One of the ways 2009 made history was by having the most sustained episode of deflation since the 1950s. As the year progressed, however, it was clear that inflation was making a comeback. This emerging trend should be a reminder that planning for inflation is critical to your retirement savings plan.
How inflation affects retirement savings
You still see articles wondering if a million dollars will be enough for retirement. Increasingly, though, new generations should regard the premise that a million dollars is adequate for retirement as a quaint notion.
Given the historical average inflation rate of 3.75% a year, by the time a 25-year old today reaches 70 years of age, he would see inflation turn that million dollars into the equivalent of $190, 781 in today’s dollars. All of a sudden, that doesn’t sound like such a lavish retirement nest egg, does it? Clearly, any retirement savings target has to factor in the effects of inflation over time.
Factoring inflation into a retirement savings plan
Here are some tips for factoring inflation into your retirement savings plan:
- At an average annual rate of 3.75%, inflation will double approximately every 19 years. Use this as a rule of thumb to figure out how many times your cost of living will double by the time you need the money.
- Don’t use your retirement date as the endpoint for your retirement planning. Remember, you could easily live another 20 years or more in retirement — time enough for your cost of living to double yet again.
- Inflation may vary greatly from year to year, but keep that 3.75% average in the back of your mind before locking in any certificates of deposit (CDs) or any other long-term investments.
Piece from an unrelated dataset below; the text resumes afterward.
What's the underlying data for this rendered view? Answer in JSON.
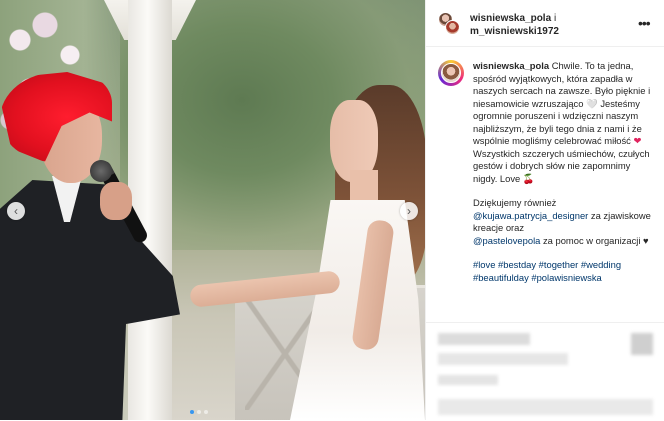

Also be sure to consider the impact of taxes. If you’re looking for a “safe” investment, it’s currently better to keep your bank deposits short and flexible — e.g., in a high-interest savings account or money market account — until bank rates recover.
- In the long run, you’ll need to consider investing more aggressively to protect your nest egg against the devastating effects of inflation. Without the higher returns offered by stocks and bonds, it will be virtually impossible to outpace inflation.
Because of the compounding effect of inflation over time, failing to account for inflation in your retirement savings plan can be as devastating as losing more than half of your money. However, if you get an early start and make sensible investments, you can get the power of compound interest rates working for you rather than against you.